Incorporating Design Controls can be a daunting task for medical device product development teams. For a variety of reasons, including unfamiliarity of regulatory expectations, inexperience with implementation, or viewing them as a burden preventing innovation, too many teams incorporate Design Controls reactively instead of proactively.
Here are three ways to proactively and practically incorporate design controls in your medical device development process that results in better market adoption, faster time to market, and regulatory compliance.
1. Plan for it
Design controls is not a singular activity or simple set of static deliverables that can be accomplished at the last minute successfully. Planning how your organization will incorporate design controls throughout the product development life cycle is key for a successful medical device product. At the highest level of planning is an organization’s standard operating procedure for device development that incorporates the major aspects of design controls. At the next level is the project plan for the development of a particular medical device. The complexity of the plans is scaled with the risk and complexity of the medical device being developed. Higher risk and higher complexity devices require higher sophistication of planning processes and tools than lower risk and lower complexity devices.
2. Incorporate risk management as part of your requirement setting process
Risk management is expected to be incorporated throughout the product development life cycle. One best practice is to perform the application risk analysis concurrently with determining user needs and the top level design inputs; not after development as a check-the-box activity.
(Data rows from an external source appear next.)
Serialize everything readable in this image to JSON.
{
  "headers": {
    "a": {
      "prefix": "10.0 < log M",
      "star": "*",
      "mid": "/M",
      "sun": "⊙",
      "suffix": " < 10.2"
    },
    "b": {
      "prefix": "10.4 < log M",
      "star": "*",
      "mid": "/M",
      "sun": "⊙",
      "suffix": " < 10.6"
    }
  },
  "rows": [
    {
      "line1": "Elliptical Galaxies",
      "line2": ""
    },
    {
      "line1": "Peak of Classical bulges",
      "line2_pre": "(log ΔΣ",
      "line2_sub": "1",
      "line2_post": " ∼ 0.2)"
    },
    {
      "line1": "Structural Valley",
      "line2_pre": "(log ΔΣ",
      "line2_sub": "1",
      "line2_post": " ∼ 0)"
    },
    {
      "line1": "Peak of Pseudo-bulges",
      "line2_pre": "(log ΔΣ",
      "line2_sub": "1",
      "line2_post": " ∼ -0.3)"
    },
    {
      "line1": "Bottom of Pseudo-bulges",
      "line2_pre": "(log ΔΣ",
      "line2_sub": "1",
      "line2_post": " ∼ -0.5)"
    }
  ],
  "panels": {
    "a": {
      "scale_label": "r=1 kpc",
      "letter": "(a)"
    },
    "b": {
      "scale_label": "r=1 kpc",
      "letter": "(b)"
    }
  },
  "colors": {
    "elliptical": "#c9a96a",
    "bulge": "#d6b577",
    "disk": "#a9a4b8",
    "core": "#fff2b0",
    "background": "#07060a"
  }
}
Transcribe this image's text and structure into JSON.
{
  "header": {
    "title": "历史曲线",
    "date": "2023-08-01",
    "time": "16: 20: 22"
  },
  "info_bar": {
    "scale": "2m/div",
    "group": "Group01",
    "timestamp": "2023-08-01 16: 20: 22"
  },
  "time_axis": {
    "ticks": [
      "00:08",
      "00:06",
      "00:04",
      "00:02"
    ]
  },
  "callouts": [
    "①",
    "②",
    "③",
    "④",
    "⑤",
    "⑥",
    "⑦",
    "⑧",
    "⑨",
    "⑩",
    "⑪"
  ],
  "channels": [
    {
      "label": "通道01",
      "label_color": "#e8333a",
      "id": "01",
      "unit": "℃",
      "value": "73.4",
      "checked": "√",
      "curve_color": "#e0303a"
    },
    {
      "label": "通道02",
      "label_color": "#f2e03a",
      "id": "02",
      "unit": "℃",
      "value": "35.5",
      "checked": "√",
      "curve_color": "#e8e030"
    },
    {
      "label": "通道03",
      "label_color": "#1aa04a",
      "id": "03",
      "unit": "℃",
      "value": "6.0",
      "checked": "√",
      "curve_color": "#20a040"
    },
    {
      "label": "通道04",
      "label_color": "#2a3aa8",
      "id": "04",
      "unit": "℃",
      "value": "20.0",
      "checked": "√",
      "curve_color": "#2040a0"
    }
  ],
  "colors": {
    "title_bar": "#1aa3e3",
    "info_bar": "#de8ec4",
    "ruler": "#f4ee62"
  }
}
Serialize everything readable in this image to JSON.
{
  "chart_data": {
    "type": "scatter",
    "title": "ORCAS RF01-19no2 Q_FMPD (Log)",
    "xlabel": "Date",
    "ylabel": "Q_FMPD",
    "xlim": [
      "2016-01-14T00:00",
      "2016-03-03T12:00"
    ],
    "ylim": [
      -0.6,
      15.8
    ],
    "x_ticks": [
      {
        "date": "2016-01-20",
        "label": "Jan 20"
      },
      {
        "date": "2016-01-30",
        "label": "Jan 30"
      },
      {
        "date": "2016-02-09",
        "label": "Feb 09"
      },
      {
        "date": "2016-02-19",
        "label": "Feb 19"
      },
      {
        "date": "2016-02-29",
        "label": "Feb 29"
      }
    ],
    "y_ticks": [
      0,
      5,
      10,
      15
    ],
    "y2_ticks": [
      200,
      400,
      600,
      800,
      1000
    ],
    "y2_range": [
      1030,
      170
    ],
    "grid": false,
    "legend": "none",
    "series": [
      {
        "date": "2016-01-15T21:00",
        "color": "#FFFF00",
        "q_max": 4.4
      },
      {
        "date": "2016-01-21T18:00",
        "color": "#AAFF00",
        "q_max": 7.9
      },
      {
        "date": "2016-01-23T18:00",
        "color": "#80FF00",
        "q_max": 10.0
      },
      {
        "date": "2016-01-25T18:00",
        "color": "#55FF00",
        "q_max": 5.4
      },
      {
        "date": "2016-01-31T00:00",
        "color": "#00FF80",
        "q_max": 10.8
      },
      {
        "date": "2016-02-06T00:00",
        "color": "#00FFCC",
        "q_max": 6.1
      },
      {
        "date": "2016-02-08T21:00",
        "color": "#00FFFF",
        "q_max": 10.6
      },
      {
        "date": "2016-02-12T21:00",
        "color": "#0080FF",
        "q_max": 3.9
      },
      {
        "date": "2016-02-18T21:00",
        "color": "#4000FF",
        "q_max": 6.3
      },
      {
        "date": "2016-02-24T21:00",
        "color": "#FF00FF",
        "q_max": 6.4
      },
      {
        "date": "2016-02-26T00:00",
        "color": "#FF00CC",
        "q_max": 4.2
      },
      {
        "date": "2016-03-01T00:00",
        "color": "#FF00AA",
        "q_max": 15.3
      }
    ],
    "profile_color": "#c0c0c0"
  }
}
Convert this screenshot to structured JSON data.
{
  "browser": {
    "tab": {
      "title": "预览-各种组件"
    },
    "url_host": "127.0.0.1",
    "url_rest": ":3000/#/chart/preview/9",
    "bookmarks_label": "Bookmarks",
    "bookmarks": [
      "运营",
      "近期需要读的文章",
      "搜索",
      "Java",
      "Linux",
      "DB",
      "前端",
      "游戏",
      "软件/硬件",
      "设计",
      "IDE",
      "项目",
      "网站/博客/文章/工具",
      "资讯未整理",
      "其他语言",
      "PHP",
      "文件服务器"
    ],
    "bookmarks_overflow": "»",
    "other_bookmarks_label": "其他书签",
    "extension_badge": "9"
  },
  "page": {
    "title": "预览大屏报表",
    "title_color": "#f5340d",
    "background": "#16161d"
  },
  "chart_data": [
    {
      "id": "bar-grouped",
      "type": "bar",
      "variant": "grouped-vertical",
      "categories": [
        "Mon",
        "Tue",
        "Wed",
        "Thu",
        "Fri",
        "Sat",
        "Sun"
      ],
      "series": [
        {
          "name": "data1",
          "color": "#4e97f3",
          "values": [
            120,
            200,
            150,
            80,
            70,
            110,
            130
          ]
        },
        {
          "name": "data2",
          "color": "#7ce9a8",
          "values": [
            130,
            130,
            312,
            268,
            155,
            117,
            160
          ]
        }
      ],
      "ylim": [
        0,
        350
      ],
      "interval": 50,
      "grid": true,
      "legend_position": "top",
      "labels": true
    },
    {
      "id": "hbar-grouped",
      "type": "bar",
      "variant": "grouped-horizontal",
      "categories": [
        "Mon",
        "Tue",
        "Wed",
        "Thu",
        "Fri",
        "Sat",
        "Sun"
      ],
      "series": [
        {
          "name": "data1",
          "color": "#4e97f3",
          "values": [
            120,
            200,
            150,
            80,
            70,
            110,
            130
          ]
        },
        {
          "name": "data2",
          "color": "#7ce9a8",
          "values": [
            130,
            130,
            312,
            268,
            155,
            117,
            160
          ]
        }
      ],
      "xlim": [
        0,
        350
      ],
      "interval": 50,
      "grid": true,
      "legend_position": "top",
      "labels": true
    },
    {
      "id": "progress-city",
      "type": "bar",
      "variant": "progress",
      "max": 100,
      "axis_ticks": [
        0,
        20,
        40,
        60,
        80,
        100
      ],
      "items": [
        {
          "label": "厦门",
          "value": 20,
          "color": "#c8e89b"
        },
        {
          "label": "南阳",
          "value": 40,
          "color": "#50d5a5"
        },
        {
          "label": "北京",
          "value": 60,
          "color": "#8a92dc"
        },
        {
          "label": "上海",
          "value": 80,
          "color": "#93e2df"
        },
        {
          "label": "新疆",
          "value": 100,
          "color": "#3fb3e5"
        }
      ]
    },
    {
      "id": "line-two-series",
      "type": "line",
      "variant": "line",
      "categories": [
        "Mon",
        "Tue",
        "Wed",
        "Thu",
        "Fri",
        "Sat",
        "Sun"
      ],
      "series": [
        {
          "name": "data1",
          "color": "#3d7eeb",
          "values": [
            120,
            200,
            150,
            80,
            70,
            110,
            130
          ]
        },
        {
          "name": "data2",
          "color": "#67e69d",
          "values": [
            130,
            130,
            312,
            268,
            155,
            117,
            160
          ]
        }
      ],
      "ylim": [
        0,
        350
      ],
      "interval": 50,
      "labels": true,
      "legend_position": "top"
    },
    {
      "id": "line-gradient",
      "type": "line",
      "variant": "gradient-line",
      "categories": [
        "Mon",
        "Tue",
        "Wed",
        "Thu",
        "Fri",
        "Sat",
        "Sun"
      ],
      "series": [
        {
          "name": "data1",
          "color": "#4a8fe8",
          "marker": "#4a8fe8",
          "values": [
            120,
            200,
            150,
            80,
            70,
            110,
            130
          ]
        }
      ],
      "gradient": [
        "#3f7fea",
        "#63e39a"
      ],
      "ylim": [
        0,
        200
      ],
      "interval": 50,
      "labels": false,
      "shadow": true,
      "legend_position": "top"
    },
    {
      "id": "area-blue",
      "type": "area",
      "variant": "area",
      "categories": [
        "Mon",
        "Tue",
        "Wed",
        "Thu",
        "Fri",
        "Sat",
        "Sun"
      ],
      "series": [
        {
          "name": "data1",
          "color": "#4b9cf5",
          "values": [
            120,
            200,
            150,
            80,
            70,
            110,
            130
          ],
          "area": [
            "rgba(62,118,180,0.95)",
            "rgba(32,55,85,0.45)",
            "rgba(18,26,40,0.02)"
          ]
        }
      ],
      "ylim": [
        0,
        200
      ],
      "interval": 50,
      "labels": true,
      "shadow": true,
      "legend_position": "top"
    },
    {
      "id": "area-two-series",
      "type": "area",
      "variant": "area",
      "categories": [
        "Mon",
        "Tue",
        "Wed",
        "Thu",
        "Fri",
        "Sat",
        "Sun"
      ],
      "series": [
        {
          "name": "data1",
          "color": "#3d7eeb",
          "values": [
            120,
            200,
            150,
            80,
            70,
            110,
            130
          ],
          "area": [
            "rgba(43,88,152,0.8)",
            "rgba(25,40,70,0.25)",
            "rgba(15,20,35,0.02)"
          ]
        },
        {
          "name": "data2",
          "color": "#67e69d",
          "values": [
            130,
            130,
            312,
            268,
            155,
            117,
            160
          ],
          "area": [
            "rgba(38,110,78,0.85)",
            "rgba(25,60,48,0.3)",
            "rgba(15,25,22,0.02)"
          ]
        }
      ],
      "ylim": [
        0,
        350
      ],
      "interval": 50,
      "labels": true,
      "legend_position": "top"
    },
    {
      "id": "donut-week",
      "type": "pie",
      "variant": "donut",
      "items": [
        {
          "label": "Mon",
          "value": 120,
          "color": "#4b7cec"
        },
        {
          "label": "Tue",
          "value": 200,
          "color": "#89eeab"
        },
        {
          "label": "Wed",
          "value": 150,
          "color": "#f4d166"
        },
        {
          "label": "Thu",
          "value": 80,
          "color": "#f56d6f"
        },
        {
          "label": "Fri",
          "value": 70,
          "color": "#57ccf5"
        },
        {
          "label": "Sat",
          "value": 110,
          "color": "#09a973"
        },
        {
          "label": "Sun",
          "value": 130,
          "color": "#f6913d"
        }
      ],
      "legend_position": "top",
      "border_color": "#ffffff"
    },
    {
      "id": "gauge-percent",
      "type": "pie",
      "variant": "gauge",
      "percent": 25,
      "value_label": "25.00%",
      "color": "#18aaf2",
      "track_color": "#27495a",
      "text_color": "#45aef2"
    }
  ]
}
As risks associated for foreseeable misuse are uncovered, the team can proactively decide how the risk will be addressed, whether safety by design, protective measures, and/or information for safety and create a corresponding user need and/or design input. Now the team has a comprehensive list of requirements at the beginning of detailed design and development, not at the end.
3. Organize user needs, design inputs, and risk management information
Maintaining and organizing user needs, design inputs, sub-requirements, and individual risks is key to proactively incorporating design controls. In addition to the high number of items, there is the common scenario of many-to-one or one-to-many relationships that must be kept clear as well. For example, one design input can address multiple user needs or vice versa.
Thus, without proper organization, it is possible to miss creating a corresponding design input to a user need, linking a risk item to a corresponding design input, or missing the actual development of a design input during the development phase; all leading to unwanted, reactive last-minute development efforts. In addition, once the user needs, design inputs, and risk management are well organized, tracing the corresponding design verification and design validation efforts is much easier.
Choosing the appropriate tool can simplify these requirements management efforts. For lower complexity devices, management of design inputs and risk may be sufficiently organized using a word document or spreadsheet. Note that even a ‘simple’ device can create a list of requirements and risks of notable length. I’ve worked on a plastic sub-assembly that sat over a nasal spray pump as part of a drug-device combination device. With no mechanical moving parts or software, the list of design inputs still spanned a dozen pages, and the risk analysis FMEAs numbered hundreds of line items.
As the medical device or technology being developed increases in complexity, so does management of the requirements and risks. In contrast to a drug-delivery sub-assembly, I’ve also been involved with the development of a robotic surgical system. With a handful of sub-systems, embedded software and software user interface, the resulting requirements, sub-requirements, and sub sub-requirements were a challenge to manage via simple word docs and spreadsheets, to say the least. These days, software tools such as Jama Connect® allow for visual management and traceability of user needs, design inputs, risk management, design outputs, design verification, and design validation. With all items in an integrated platform versus disparate spreadsheets and documents that are linked manually, teams can spend less time on the requirements management, thus leading to faster, better product development with high confidence in meeting regulatory compliance.
These are just three of the ways to integrate design controls proactively into your organization’s medical device product development process. Proactive integration done practically adds value and enhances, not hinders, innovation.